GCAP workflow for gene-level amplicon prediction

gcap.workflow(
  tumourseqfile,
  normalseqfile,
  tumourname,
  normalname,
  jobname = tumourname,
  extra_info = NULL,
  include_type = FALSE,
  genome_build = c("hg38", "hg19"),
  model = "XGB11",
  tightness = 1L,
  gap_cn = 3L,
  overlap = 1,
  only_oncogenes = FALSE,
  outdir = getwd(),
  result_file_prefix = paste0("gcap_", uuid::UUIDgenerate(TRUE)),
  allelecounter_exe = "~/miniconda3/envs/cancerit/bin/alleleCounter",
  g1000allelesprefix = file.path("~/data/snp/1000G_loci_hg38",
    "1kg.phase3.v5a_GRCh38nounref_allele_index_chr"),
  g1000lociprefix = file.path("~/data/snp/1000G_loci_hg38",
    "1kg.phase3.v5a_GRCh38nounref_loci_chrstring_chr"),
  GCcontentfile = "~/data/snp/GC_correction_hg38.txt",
  replictimingfile = "~/data/snp/RT_correction_hg38.txt",
  nthreads = 22,
  minCounts = 10,
  BED_file = NA,
  probloci_file = NA,
  chrom_names = 1:22,
  min_base_qual = 20,
  min_map_qual = 35,
  penalty = 70,
  skip_finished_ASCAT = TRUE,
  skip_ascat_call = FALSE
)

Arguments

tumourseqfile

Full path to the tumour BAM file.

normalseqfile

Full path to the normal BAM file.

tumourname

Identifier to be used for tumour output files.

normalname

Identifier to be used for normal output files.

jobname

job name, typically an unique name for a tumor-normal pair.

extra_info

(optional) a (file containing) data.frame with 3 columns 'sample' (must identical to the setting of parameter jobname), 'age' and 'gender'. For gender, should be 'XX' or 'XY', also could be 0 for 'XX' and 1 for 'XY'.

include_type

if TRUE, a fourth column named 'type' should be included in extra_info, the supported cancer type should be described with TCGA cancer type abbr..

genome_build

genome build version, should be one of 'hg38', 'hg19'.

model

model name ("XGB11", "XGB32", "XGB56") or a custom model from input. 'toy' can be used for test.

tightness

a coefficient to times to TCGA somatic CN to set a more strict threshold as a circular amplicon. If the value is larger, it is more likely a fCNA assigned to noncircular instead of circular. When it is NA, we don't use TCGA somatic CN data as reference.

gap_cn

a gap copy number value. A gene with copy number above background (ploidy + gap_cn in general) would be treated as focal amplicon. Smaller, more amplicons.

overlap

the overlap percentage on gene.

only_oncogenes

if TRUE, only known oncogenes are kept for circular prediction.

outdir

result output path.

result_file_prefix

file name prefix (without directory path) for storing final model prediction file in CSV format.
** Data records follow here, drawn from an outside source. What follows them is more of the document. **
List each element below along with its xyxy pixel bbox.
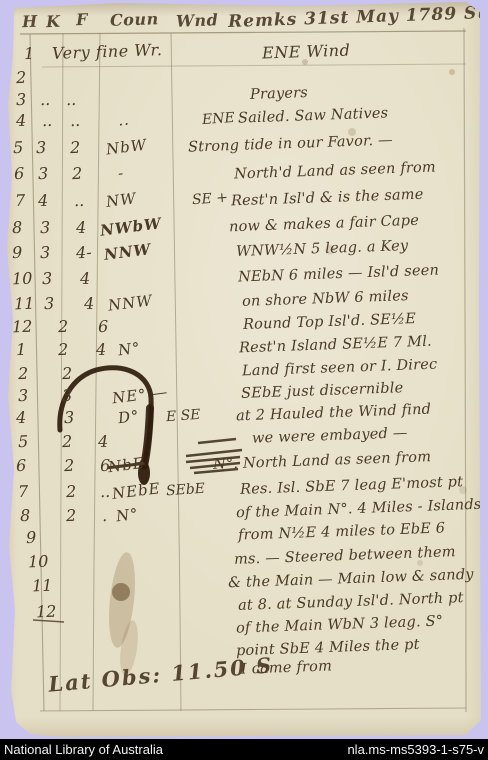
right-edge-rule [464,28,466,712]
hour-value: 9 [26,528,37,547]
knots-value: 3 [38,164,49,183]
remarks-title: Remks 31st May 1789 Sund [228,2,488,32]
wind-value: ENE [201,110,235,128]
knots-value: .. [42,111,53,130]
bottom-rule [40,708,466,711]
knots-value: 4 [38,191,49,210]
manuscript-identifier: nla.ms-ms5393-1-s75-v [347,742,484,757]
wind-note: ENE Wind [262,40,351,62]
knots-value: 3 [64,408,75,427]
remark-line: now & makes a fair Cape [229,213,420,236]
remark-line: we were embayed — [252,425,408,446]
course-value: NbW [105,136,148,159]
hour-value: 5 [18,432,29,451]
remark-line: & the Main — Main low & sandy [228,567,474,592]
hour-value: 3 [16,90,27,109]
hour-value: 5 [13,138,24,157]
hour-value: 6 [16,456,27,475]
wind-value: SEbE [165,481,205,500]
hour-value: 4 [16,111,27,130]
remark-line: point SbE 4 Miles the pt [236,637,420,659]
fathoms-value: 4 [98,432,109,451]
knots-value: 2 [58,340,69,359]
fathoms-value: 4 [84,294,95,313]
col-header-hours: H [22,12,38,32]
subheader-rule [42,64,466,67]
knots-value: 2 [62,432,73,451]
fathoms-value: 6 [98,317,109,336]
remark-line: I came from [241,658,333,677]
col-header-knots: K [46,12,61,31]
logbook-page: H K F Coun Wnd Remks 31st May 1789 Sund … [0,0,488,739]
weather-note: Very fine Wr. [52,40,163,63]
remark-line: from N½E 4 miles to EbE 6 [238,520,446,543]
remark-line: Round Top Isl'd. SE½E [243,311,416,333]
hour-value: 7 [15,191,26,210]
remark-line: Rest'n Isl'd & is the same [231,187,424,210]
knots-value: 3 [40,243,51,262]
col-header-fathoms: F [76,10,89,29]
fathoms-value: 4- [76,243,92,263]
course-value: NEbE [111,479,161,503]
ink-blot-drip [144,408,150,466]
remark-line: N°. North Land as seen from [213,449,432,473]
wind-value: E SE [165,407,201,425]
remark-line: Prayers [250,85,308,103]
remark-line: Strong tide in our Favor. — [188,132,393,155]
hour-value: 10 [28,552,49,572]
course-value: N° [115,505,140,526]
course-value: NNW [107,291,154,314]
knots-value: 3 [40,218,51,237]
credit-bar: National Library of Australia nla.ms-ms5… [0,739,488,760]
hour-value: 11 [32,576,53,596]
knots-value: 3 [62,386,73,405]
knots-value: 2 [62,364,73,383]
hour-value: 1 [16,340,27,359]
course-value: D° [117,407,141,427]
course-value: NE° — [111,383,169,408]
course-value: NWbW [99,214,163,239]
fathoms-value: 4 [76,218,87,237]
knots-value: 3 [44,294,55,313]
course-value: NNW [103,240,152,264]
remark-line: at 8. at Sunday Isl'd. North pt [238,590,464,614]
stain [105,551,139,649]
knots-value: 3 [36,138,47,157]
scan-frame: H K F Coun Wnd Remks 31st May 1789 Sund … [0,0,488,760]
remark-line: WNW½N 5 leag. a Key [236,238,409,260]
fathoms-value: 2 [70,138,81,157]
hour-value: 4 [16,408,27,427]
hour-value: 12 [36,602,57,622]
remark-line: of the Main N°. 4 Miles - Islands [236,497,482,522]
knots-value: 3 [42,269,53,288]
col-header-wind: Wnd [176,10,219,30]
wind-value: SE + [191,190,228,208]
remark-line: NEbN 6 miles — Isl'd seen [238,262,440,285]
col-rule-courses [171,33,181,711]
hour-value: 10 [12,269,33,289]
hour-value: 8 [20,506,31,525]
remark-line: SEbE just discernible [241,380,404,402]
remark-line: Res. Isl. SbE 7 leag E'most pt [240,474,464,498]
col-rule-fathoms [93,33,100,711]
fathoms-value: 4 [80,269,91,288]
hour-value: 3 [18,386,29,405]
stain-spot [112,583,130,601]
fathoms-value: 4 [96,340,107,359]
col-header-courses: Coun [110,9,159,30]
course-value: NbE [107,454,146,476]
remark-line: at 2 Hauled the Wind find [236,402,432,425]
hour-value: 9 [12,243,23,262]
remark-line: of the Main WbN 3 leag. S° [236,613,444,636]
hour-value: 2 [18,364,29,383]
fathoms-value: 2 [72,164,83,183]
hour-value: 6 [14,164,25,183]
fathoms-value: .. [70,111,81,130]
course-value: .. [117,110,131,129]
hour-value: 12 [12,317,33,337]
hour-value: 11 [14,294,35,314]
remark-line: Rest'n Island SE½E 7 Ml. [239,334,432,357]
course-value: N° [117,339,142,360]
remark-line: Sailed. Saw Natives [238,105,389,126]
hour-value: 7 [18,482,29,501]
knots-value: 2 [66,482,77,501]
age-spot [449,69,455,75]
fathoms-value: .. [66,90,77,109]
remark-line: on shore NbW 6 miles [242,288,409,310]
knots-value: .. [40,90,51,109]
fathoms-value: .. [74,191,85,210]
knots-value: 2 [66,506,77,525]
remark-line: Land first seen or I. Direc [242,357,438,380]
course-value: - [117,164,125,183]
hour-value: 8 [12,218,23,237]
course-value: NW [105,189,138,211]
knots-value: 2 [64,456,75,475]
remark-line: North'd Land as seen from [234,159,436,182]
knots-value: 2 [58,317,69,336]
hour-value: 2 [16,68,27,87]
hour-value: 1 [24,44,35,63]
fathoms-value: .. [100,482,111,501]
library-credit: National Library of Australia [4,742,163,757]
fathoms-value: . [102,506,108,525]
remark-line: ms. — Steered between them [234,544,456,568]
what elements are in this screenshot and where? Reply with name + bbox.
Default a unique file name is generated by UUID approach.

allelecounter_exe

Path to the allele counter executable.

g1000allelesprefix

Prefix path to the 1000 Genomes alleles reference files.

g1000lociprefix

Prefix path to the 1000 Genomes SNP reference files.

GCcontentfile

File containing the GC content around every SNP for increasing window sizes

replictimingfile

File containing replication timing at every SNP for various cell lines (optional)

nthreads

The number of parallel processes for getting allele counts (optional, default=1).

minCounts

Minimum depth required in the normal for a SNP to be considered (optional, default=10).

BED_file

A BED file for only looking at SNPs within specific intervals (optional, default=NA).

probloci_file

A file (chromosome <tab> position; no header) containing specific loci to ignore (optional, default=NA).

chrom_names

A vector containing the names of chromosomes to be considered (optional, default=1:22).

min_base_qual

Minimum base quality required for a read to be counted (optional, default=20).

min_map_qual

Minimum mapping quality required for a read to be counted (optional, default=35).

penalty

penalty of introducing an additional ASPCF breakpoint (expert parameter, don't adapt unless you know what you're doing)

skip_finished_ASCAT

if TRUE, skipped finished ASCAT calls to save time.

skip_ascat_call

if TRUE, skip calling ASCAT. This is useful when you have done this step and just want to run next steps.

Value

a list of invisible data.table and corresponding files saved to local machine.